Мортон (Морти) Сигельбаум родился в Нью-Йорке в 1915 году и был самым младшим из четырех детей Иды и Луи. В 1933 году он окончил среднюю школу имени Девитта Клинтона и, невзирая на Великую депрессию, поступил в университетский колледж. Он единственный из всех детей продвинулся в учебе дальше средней школы. Получив диплом в 1937 году, он стал преподавать общественные науки в системе государственных школ Нью-Йорка. Он «заигрывал» (его слово) с троцкизмом в колледже, но вступил в Коммунистическую партию в 1939 году, в том самом году, когда Советский Союз и фашистская Германия подписали пакт о ненападении. Мне всегда было трудно понять, как он мог так поступить, тем более что он всегда заявлял о своей поддержке Народного антифашистского фронта. В то время, когда он вступил в партию, многие американские коммунисты отказывались от своего членства.

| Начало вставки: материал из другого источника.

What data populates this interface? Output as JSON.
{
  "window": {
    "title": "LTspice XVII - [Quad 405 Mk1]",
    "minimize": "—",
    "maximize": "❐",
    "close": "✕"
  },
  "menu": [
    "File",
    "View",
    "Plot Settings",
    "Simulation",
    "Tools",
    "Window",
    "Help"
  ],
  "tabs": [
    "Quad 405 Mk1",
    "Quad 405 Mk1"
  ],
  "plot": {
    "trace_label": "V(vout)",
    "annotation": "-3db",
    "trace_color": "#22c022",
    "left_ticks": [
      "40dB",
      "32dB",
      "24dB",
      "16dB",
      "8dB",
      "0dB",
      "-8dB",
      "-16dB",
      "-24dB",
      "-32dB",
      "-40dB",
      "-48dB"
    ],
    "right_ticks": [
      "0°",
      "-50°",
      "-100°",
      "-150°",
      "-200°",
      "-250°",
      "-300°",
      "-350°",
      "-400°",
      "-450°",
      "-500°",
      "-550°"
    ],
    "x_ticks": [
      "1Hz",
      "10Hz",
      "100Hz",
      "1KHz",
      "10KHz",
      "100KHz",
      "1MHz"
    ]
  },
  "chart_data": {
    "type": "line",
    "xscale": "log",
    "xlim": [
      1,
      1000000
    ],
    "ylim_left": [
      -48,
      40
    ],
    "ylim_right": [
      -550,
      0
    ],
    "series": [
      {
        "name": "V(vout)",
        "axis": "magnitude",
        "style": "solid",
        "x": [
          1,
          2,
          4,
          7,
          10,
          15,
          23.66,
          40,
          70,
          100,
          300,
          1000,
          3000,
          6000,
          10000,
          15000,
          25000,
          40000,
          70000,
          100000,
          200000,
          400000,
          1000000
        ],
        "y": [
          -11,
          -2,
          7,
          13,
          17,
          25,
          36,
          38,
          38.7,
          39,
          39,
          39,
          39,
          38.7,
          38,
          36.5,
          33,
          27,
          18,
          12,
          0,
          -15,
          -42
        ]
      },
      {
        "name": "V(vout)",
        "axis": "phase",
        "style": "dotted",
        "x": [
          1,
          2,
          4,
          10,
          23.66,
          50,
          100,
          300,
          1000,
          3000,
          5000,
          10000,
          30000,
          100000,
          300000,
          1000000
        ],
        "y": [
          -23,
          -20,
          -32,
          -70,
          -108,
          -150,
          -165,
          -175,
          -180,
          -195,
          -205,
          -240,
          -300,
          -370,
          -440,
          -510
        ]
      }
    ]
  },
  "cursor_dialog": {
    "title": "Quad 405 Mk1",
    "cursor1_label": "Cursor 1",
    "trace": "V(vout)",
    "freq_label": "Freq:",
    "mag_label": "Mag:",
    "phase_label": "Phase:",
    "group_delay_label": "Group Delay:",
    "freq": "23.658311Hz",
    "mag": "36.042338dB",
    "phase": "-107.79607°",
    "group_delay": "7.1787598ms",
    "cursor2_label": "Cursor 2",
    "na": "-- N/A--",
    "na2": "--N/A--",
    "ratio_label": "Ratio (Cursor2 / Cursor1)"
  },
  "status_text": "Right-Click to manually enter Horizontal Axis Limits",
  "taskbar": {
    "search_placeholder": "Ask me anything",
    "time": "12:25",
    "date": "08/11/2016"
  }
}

Он сделал это, объяснял он, потому что те из коллег-учителей, кем он больше всего восхищался, уже состояли в партии[4]. Он восхищался ими, потому что, будучи членами нью-йоркского Учительского союза (TU), они боролись за лучшие условия не только для коллег-учителей, но и для детей, в том числе живущих в Гарлеме. Современная история TU – предмета скорее очернительства, нежели образования, – подтверждает эту точку зрения:

1Тарик Сирил Амар [Amar 2015: 84] отмечает, что перераспределение жилого пространства было «принципиальной практикой советской социальной трансформации», и добавляет, что «насильственное перераспределение жилплощади было темой первого советского художественного фильма», премьера которого состоялась в 1918 году. Сам фильм, к сожалению, без интертитров, см. [Ленфильм 1918].
2«Дэви Крокетт, король диких земель» (Davy Crockett, King of the Wild Frontier), 1955 – приключенческий фильм по мотивам биографии Дэви Крокетта, американского путешественника, офицера и политика, который стал персонажем американского фольклора. «Мэверик» (Maverick) – американский телесериал, который транслировался на канале АВС с 22 сентября 1957 по 8 июля 1962 года. «Дымок из ствола» (англ. Gunsmoke) – американский телесериал, первоначально выходивший на радио, а после по телевидению. Действие шоу происходило в Додж-Сити, штат Канзас, и в основе сюжета лежит наведение порядка на западе США в девятнадцатом веке. – Примеч. ред.
3Ежедневный обзор событий в Колумбийском университете в весенний семестр 1968 года см. [Occupation 1968: 788-793].
4Когда мой отец начал свою педагогическую карьеру, «коммунисты занимали важные руководящие должности [в Учительском союзе]. <…> К 18 декабря 1937 года пятнадцать из двадцати четырех членов [исполнительного совета] состояли в партии… Такое необычное положение возникло в результате забастовки в 1935 году семисот “социал-демократов”, которые образовали конкурирующий союз, Учительскую гильдию» [Taylor 2011: 33,42, 45].